Rtings wrote: „There is an imperceivable dip in brightness at the TV’s refresh rate of 120Hz, or at about every 8ms.“ I’ve bought such a TV and I can assure you that the brightness pulsating/flicker is clearly perceivable and therefore head ache inducing. This should have resulted in a big malus in your picture quality rating. Every OLED TV with that panel from LG suffers of this substantial flaw!"

So im thinking its maybe too much of a risk to try the OLED, and that I have little options other than to cut my losses and send the XH9505 back and get the same TV as my brother (which again I can watch without a problem), the JVC LT-39C610.

It seems I can only watch basic TV’s.

Incidentally I mentioned earlier I could also watch my partners Samsung QE55Q6FNA so I thought id check the settings and surprisingly they were set as : Automotion plus = auto,
HDR+ = off.
So, to recap I don’t know if my headaches are because of the PWM (frequency as well as whether it’s on or off), or to do with a need to use motion settings or a combination of the two.

Thanks again for all your help.
 

tvdavid

Well-known Member
some times my eyes hurt but turning down the contrast works but you seem much more sensitive
 

Raitziger

Member
Seems like your eyes need OLED. Which is sample and hold. Well technically LCD is also but PWM backlight makes it not.
 

Mikekeys

Novice Member
Maybe some bias lighting would help behind the TV?
Thanks Bob.....tried bias lighting. Even tried different bulbs and different room lighting on addition to bias lighting......it's definitely some sort of flicker.......either pwm or to do with motionflow.
 

Mikekeys

Novice Member
The Q6FN will use PWM, so it might not be PWM that you're sensitive too.

Maybe you could try a TV that has the least stutter. If you don't want to go with an OLED, a low-end LCD TV with more blur. The LG UN7300 would be a good one to try.
Thanks Dodgexander, may look into that model.
 

Raitziger

Member
Also Sony PWM is high and fixed. Samsung drops to 120Hz in many modes which causes eye strain to many people. Also visit rtings.com. They test US models but most have same TV under different name in Europe. They actually test for PWM and you can see how they do. Sony X900H((X90H) and X950H (X95H) have fixed 720 HZ PWM. Image Flicker Of TVs: Black Frame Insertion
 

Mikekeys

Novice Member
Also Sony PWM is high and fixed. Samsung drops to 120Hz in many modes which causes eye strain to many people. Also visit rtings.com. They test US models but most have same TV under different name in Europe. They actually test for PWM and you can see how they do. Sony X900H((X90H) and X950H (X95H) have fixed 720 HZ PWM. Image Flicker Of TVs: Black Frame Insertion
Thanks Raitziger. Perhaps I am barking up the wrong tree with the pwm as I can watch my partners QE55Q6FNA with no problems. Thanks for things recommendation.......I managed to find that excellent site and noted the frequency of pwm for my Sony 9505.
 

Raitziger

Member
Ok. Then it might be the motion settings. black frame insertion causes flicker and that should be always off.(it is called motion clear or something)
 
Last edited:

Loopthrough

Member
PWM debate is sketchy. I don't buy it.

The only people trying to say PWM causes issues are people trying to sell you a flicker free display.

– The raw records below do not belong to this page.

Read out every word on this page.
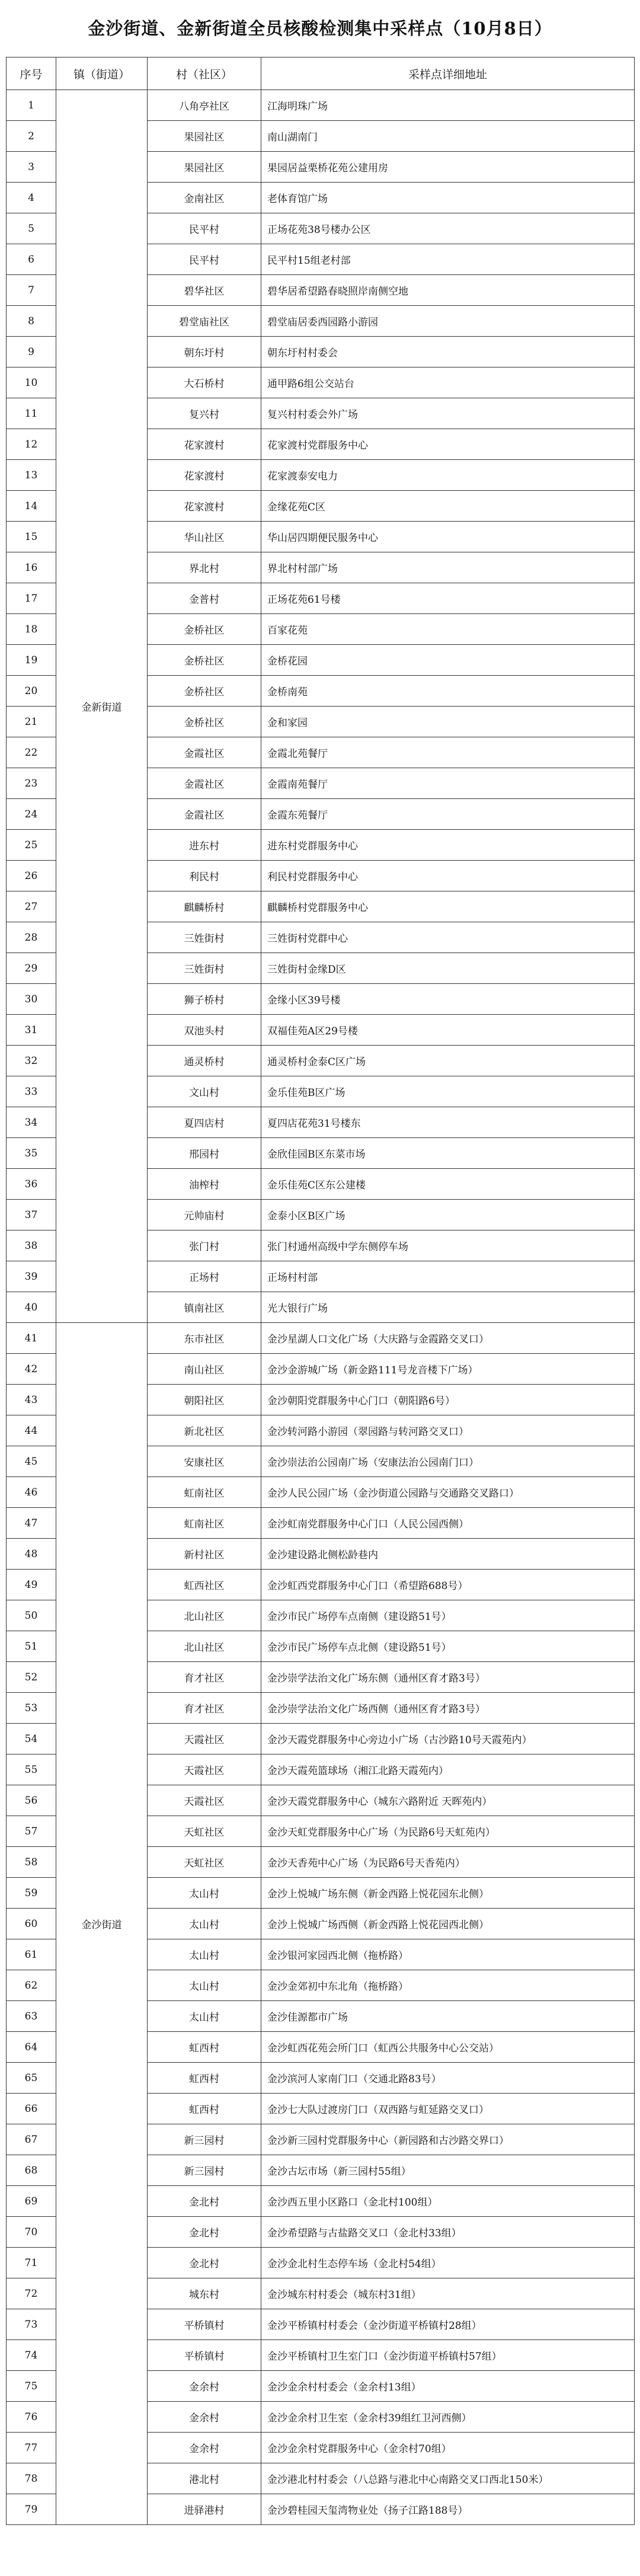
金沙街道、金新街道全员核酸检测集中采样点（10月8日）
序号	镇（街道）	村（社区）	采样点详细地址
1	金新街道	八角亭社区	江海明珠广场
2		果园社区	南山湖南门
3		果园社区	果园居益栗桥花苑公建用房
4		金南社区	老体育馆广场
5		民平村	正场花苑38号楼办公区
6		民平村	民平村15组老村部
7		碧华社区	碧华居希望路春晓照岸南侧空地
8		碧堂庙社区	碧堂庙居委西园路小游园
9		朝东圩村	朝东圩村村委会
10		大石桥村	通甲路6组公交站台
11		复兴村	复兴村村委会外广场
12		花家渡村	花家渡村党群服务中心
13		花家渡村	花家渡泰安电力
14		花家渡村	金缘花苑C区
15		华山社区	华山居四期便民服务中心
16		界北村	界北村村部广场
17		金普村	正场花苑61号楼
18		金桥社区	百家花苑
19		金桥社区	金桥花园
20		金桥社区	金桥南苑
21		金桥社区	金和家园
22		金霞社区	金霞北苑餐厅
23		金霞社区	金霞南苑餐厅
24		金霞社区	金霞东苑餐厅
25		进东村	进东村党群服务中心
26		利民村	利民村党群服务中心
27		麒麟桥村	麒麟桥村党群服务中心
28		三姓街村	三姓街村党群中心
29		三姓街村	三姓街村金缘D区
30		狮子桥村	金缘小区39号楼
31		双池头村	双福佳苑A区29号楼
32		通灵桥村	通灵桥村金泰C区广场
33		文山村	金乐佳苑B区广场
34		夏四店村	夏四店花苑31号楼东
35		邢园村	金欣佳园B区东菜市场
36		油榨村	金乐佳苑C区东公建楼
37		元帅庙村	金泰小区B区广场
38		张门村	张门村通州高级中学东侧停车场
39		正场村	正场村村部
40		镇南社区	光大银行广场
41	金沙街道	东市社区	金沙星湖人口文化广场（大庆路与金霞路交叉口）
42		南山社区	金沙金游城广场（新金路111号龙音楼下广场）
43		朝阳社区	金沙朝阳党群服务中心门口（朝阳路6号）
44		新北社区	金沙转河路小游园（翠园路与转河路交叉口）
45		安康社区	金沙崇法治公园南广场（安康法治公园南门口）
46		虹南社区	金沙人民公园广场（金沙街道公园路与交通路交叉路口）
47		虹南社区	金沙虹南党群服务中心门口（人民公园西侧）
48		新村社区	金沙建设路北侧松龄巷内
49		虹西社区	金沙虹西党群服务中心门口（希望路688号）
50		北山社区	金沙市民广场停车点南侧（建设路51号）
51		北山社区	金沙市民广场停车点北侧（建设路51号）
52		育才社区	金沙崇学法治文化广场东侧（通州区育才路3号）
53		育才社区	金沙崇学法治文化广场西侧（通州区育才路3号）
54		天霞社区	金沙天霞党群服务中心旁边小广场（古沙路10号天霞苑内）
55		天霞社区	金沙天霞苑篮球场（湘江北路天霞苑内）
56		天霞社区	金沙天霞党群服务中心（城东六路附近 天晖苑内）
57		天虹社区	金沙天虹党群服务中心广场（为民路6号天虹苑内）
58		天虹社区	金沙天香苑中心广场（为民路6号天香苑内）
59		太山村	金沙上悦城广场东侧（新金西路上悦花园东北侧）
60		太山村	金沙上悦城广场西侧（新金西路上悦花园西北侧）
61		太山村	金沙银河家园西北侧（拖桥路）
62		太山村	金沙金郊初中东北角（拖桥路）
63		太山村	金沙佳源都市广场
64		虹西村	金沙虹西花苑会所门口（虹西公共服务中心公交站）
65		虹西村	金沙滨河人家南门口（交通北路83号）
66		虹西村	金沙七大队过渡房门口（双西路与虹延路交叉口）
67		新三园村	金沙新三园村党群服务中心（新园路和古沙路交界口）
68		新三园村	金沙古坛市场（新三园村55组）
69		金北村	金沙西五里小区路口（金北村100组）
70		金北村	金沙希望路与古盐路交叉口（金北村33组）
71		金北村	金沙金北村生态停车场（金北村54组）
72		城东村	金沙城东村村委会（城东村31组）
73		平桥镇村	金沙平桥镇村村委会（金沙街道平桥镇村28组）
74		平桥镇村	金沙平桥镇村卫生室门口（金沙街道平桥镇村57组）
75		金余村	金沙金余村村委会（金余村13组）
76		金余村	金沙金余村卫生室（金余村39组红卫河西侧）
77		金余村	金沙金余村党群服务中心（金余村70组）
78		港北村	金沙港北村村委会（八总路与港北中心南路交叉口西北150米）
79		进驿港村	金沙碧桂园天玺湾物业处（扬子江路188号）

Technically, with light in the room, it would negate any PWM "flicker", which in itself never truly goes down to black like a strobe as an LED doesn't fade off to black that fast not to catch itself again when it brightens back up. Cameras filming a screen exaggerate the effect mostly due to the "rolling shutter" effect and of course a shutter speed mismatch. That doesn't mean it really looks like that strobe flickering.

More likely: screen too close/large (causing too much in peripheral vision which causes headaches in people who get motion sickness), screen too bright/room too dark and BFI turned on. Most likely cause is a screen too bright and close.